Sun Yiwen, Du Pengju, Lu Xingxing, Xie Pengfei, Qian Zhengfang, Fan Shuting, Zhu Zexuan
National-Regional Key Technology Engineering Laboratory for Medical Ultrasound, Guangdong, Key Laboratory for Biomedical Measurements and Ultrasound Imaging, Department of Biomedical, Engineering, School of Medicine, Shenzhen University, Shenzhen 518060, China.
College of Electronic Science and Technology, Shenzhen University, Shenzhen 518060, China.
Biomed Opt Express. 2018 Jun 6;9(7):2917-2929. doi: 10.1364/BOE.9.002917. eCollection 2018 Jul 1.
The development of new spectral analysis methods in bio thin-film detection has generated intense interest in terahertz (THz) spectroscopy and its application in a wide range of fields. In this paper, it is the first time that machine learning methods are applied to the quantitative characterization of bovine serum albumin (BSA) deposited thin-films detected by terahertz time-domain spectroscopy. The spectra data of BSA thin-films prepared by solutions with concentrations ranging from 0.5 to 35 mg/ml are analyzed using the support vector regression method to learn the underlying model of the frequency against the target concentration. The learned mode successfully predicts the concentrations of the unknown test samples with a coefficient of determination R = 0.97932. Furthermore, aiming to identify the relevance of each frequency to the concentration, the maximal information coefficient statistical analysis is used and the three most discriminating frequencies in THz frequency are identified at 1.2, 1.1 and 0.5 THz respectively, which means a good prediction for BSA concentration can be achieved by using the top three relevant frequencies. Moreover, the top discriminating frequencies are in good agreement with the frequencies predicted by a long-wavelength elastic vibration model for BSA protein.

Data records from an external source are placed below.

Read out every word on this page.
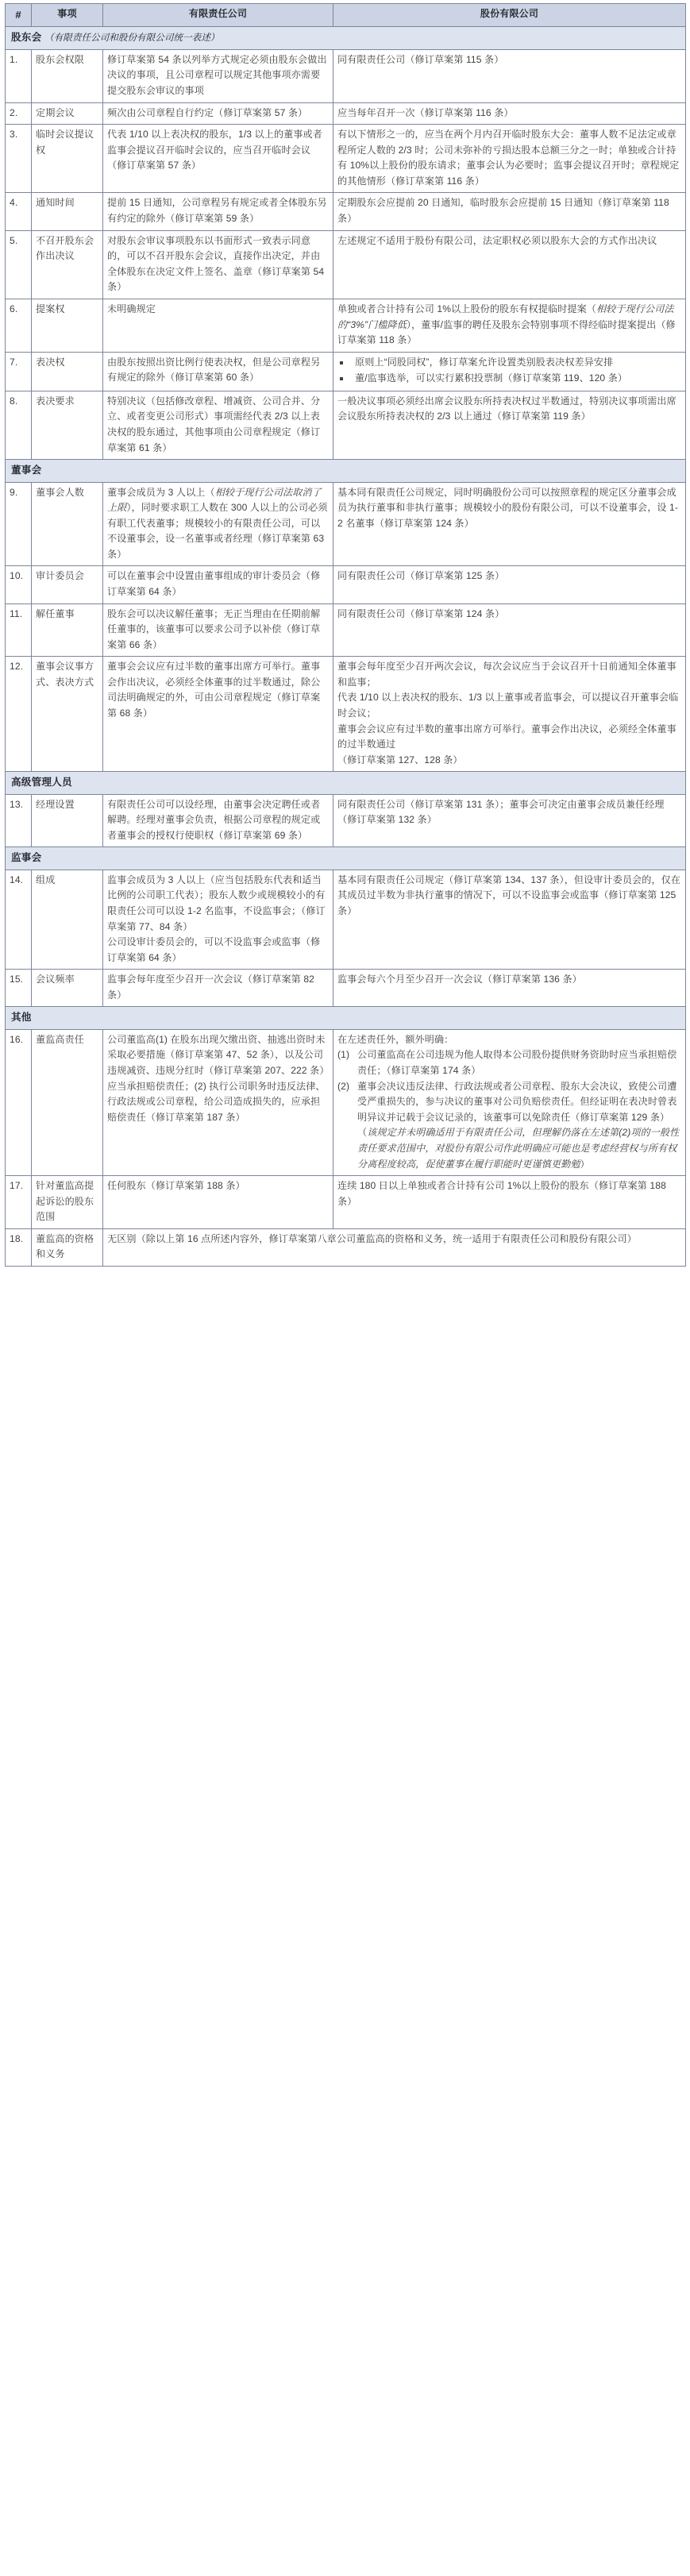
#	事项	有限责任公司	股份有限公司
股东会 （有限责任公司和股份有限公司统一表述）			
1.	股东会权限	修订草案第 54 条以列举方式规定必须由股东会做出决议的事项，且公司章程可以规定其他事项亦需要提交股东会审议的事项	同有限责任公司（修订草案第 115 条）
2.	定期会议	频次由公司章程自行约定（修订草案第 57 条）	应当每年召开一次（修订草案第 116 条）
3.	临时会议提议权	代表 1/10 以上表决权的股东，1/3 以上的董事或者监事会提议召开临时会议的，应当召开临时会议（修订草案第 57 条）	有以下情形之一的，应当在两个月内召开临时股东大会：董事人数不足法定或章程所定人数的 2/3 时；公司未弥补的亏损达股本总额三分之一时；单独或合计持有 10%以上股份的股东请求；董事会认为必要时；监事会提议召开时；章程规定的其他情形（修订草案第 116 条）
4.	通知时间	提前 15 日通知，公司章程另有规定或者全体股东另有约定的除外（修订草案第 59 条）	定期股东会应提前 20 日通知，临时股东会应提前 15 日通知（修订草案第 118 条）
5.	不召开股东会作出决议	对股东会审议事项股东以书面形式一致表示同意的，可以不召开股东会会议，直接作出决定，并由全体股东在决定文件上签名、盖章（修订草案第 54 条）	左述规定不适用于股份有限公司，法定职权必须以股东大会的方式作出决议
6.	提案权	未明确规定	单独或者合计持有公司 1%以上股份的股东有权提临时提案（相较于现行公司法的“3%”门槛降低），董事/监事的聘任及股东会特别事项不得经临时提案提出（修订草案第 118 条）
7.	表决权	由股东按照出资比例行使表决权，但是公司章程另有规定的除外（修订草案第 60 条）	
原则上“同股同权”，修订草案允许设置类别股表决权差异安排
董/监事选举，可以实行累积投票制（修订草案第 119、120 条）

8.	表决要求	特别决议（包括修改章程、增减资、公司合并、分立、或者变更公司形式）事项需经代表 2/3 以上表决权的股东通过，其他事项由公司章程规定（修订草案第 61 条）	一般决议事项必须经出席会议股东所持表决权过半数通过，特别决议事项需出席会议股东所持表决权的 2/3 以上通过（修订草案第 119 条）
董事会			
9.	董事会人数	董事会成员为 3 人以上（相较于现行公司法取消了上限），同时要求职工人数在 300 人以上的公司必须有职工代表董事；规模较小的有限责任公司，可以不设董事会，设一名董事或者经理（修订草案第 63 条）	基本同有限责任公司规定，同时明确股份公司可以按照章程的规定区分董事会成员为执行董事和非执行董事；规模较小的股份有限公司，可以不设董事会，设 1-2 名董事（修订草案第 124 条）
10.	审计委员会	可以在董事会中设置由董事组成的审计委员会（修订草案第 64 条）	同有限责任公司（修订草案第 125 条）
11.	解任董事	股东会可以决议解任董事；无正当理由在任期前解任董事的，该董事可以要求公司予以补偿（修订草案第 66 条）	同有限责任公司（修订草案第 124 条）
12.	董事会议事方式、表决方式	董事会会议应有过半数的董事出席方可举行。董事会作出决议，必须经全体董事的过半数通过，除公司法明确规定的外，可由公司章程规定（修订草案第 68 条）	董事会每年度至少召开两次会议，每次会议应当于会议召开十日前通知全体董事和监事；

代表 1/10 以上表决权的股东、1/3 以上董事或者监事会，可以提议召开董事会临时会议；

董事会会议应有过半数的董事出席方可举行。董事会作出决议，必须经全体董事的过半数通过

（修订草案第 127、128 条）

高级管理人员			
13.	经理设置	有限责任公司可以设经理，由董事会决定聘任或者解聘。经理对董事会负责，根据公司章程的规定或者董事会的授权行使职权（修订草案第 69 条）	同有限责任公司（修订草案第 131 条）；董事会可决定由董事会成员兼任经理（修订草案第 132 条）
监事会			
14.	组成	监事会成员为 3 人以上（应当包括股东代表和适当比例的公司职工代表）；股东人数少或规模较小的有限责任公司可以设 1-2 名监事，不设监事会；（修订草案第 77、84 条）

公司设审计委员会的，可以不设监事会或监事（修订草案第 64 条）	基本同有限责任公司规定（修订草案第 134、137 条），但设审计委员会的，仅在其成员过半数为非执行董事的情况下，可以不设监事会或监事（修订草案第 125 条）
15.	会议频率	监事会每年度至少召开一次会议（修订草案第 82 条）	监事会每六个月至少召开一次会议（修订草案第 136 条）
其他			
16.	董监高责任	公司董监高(1) 在股东出现欠缴出资、抽逃出资时未采取必要措施（修订草案第 47、52 条），以及公司违规减资、违规分红时（修订草案第 207、222 条）应当承担赔偿责任；(2) 执行公司职务时违反法律、行政法规或公司章程，给公司造成损失的，应承担赔偿责任（修订草案第 187 条）	

在左述责任外，额外明确：

公司董监高在公司违规为他人取得本公司股份提供财务资助时应当承担赔偿责任；（修订草案第 174 条）
董事会决议违反法律、行政法规或者公司章程、股东大会决议，致使公司遭受严重损失的，参与决议的董事对公司负赔偿责任。但经证明在表决时曾表明异议并记载于会议记录的，该董事可以免除责任（修订草案第 129 条）（该规定并未明确适用于有限责任公司，但理解仍落在左述第(2)项的一般性责任要求范围中，对股份有限公司作此明确应可能也是考虑经营权与所有权分离程度较高，促使董事在履行职能时更谨慎更勤勉）

17.	针对董监高提起诉讼的股东范围	任何股东（修订草案第 188 条）	连续 180 日以上单独或者合计持有公司 1%以上股份的股东（修订草案第 188 条）
18.	董监高的资格和义务	无区别（除以上第 16 点所述内容外，修订草案第八章公司董监高的资格和义务，统一适用于有限责任公司和股份有限公司）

生物薄膜检测中新光谱分析方法的发展引发了人们对太赫兹(THz)光谱及其在广泛领域应用的浓厚兴趣。本文首次将机器学习方法应用于太赫兹时域光谱检测的牛血清白蛋白(BSA)沉积薄膜的定量表征。使用支持向量回归方法分析了浓度范围为0.5至35 mg/ml的溶液制备的BSA薄膜的光谱数据,以学习频率与目标浓度之间的潜在模型。所学习的模型成功地预测了未知测试样品的浓度,决定系数R = 0.97932。此外,为了确定每个频率与浓度的相关性,使用了最大信息系数统计分析,并分别在1.2、1.1和0.5 THz处确定了太赫兹频率中三个最具区分性的频率,这意味着通过使用前三个相关频率可以实现对BSA浓度的良好预测。此外,最具区分性的频率与BSA蛋白的长波长弹性振动模型预测的频率高度一致。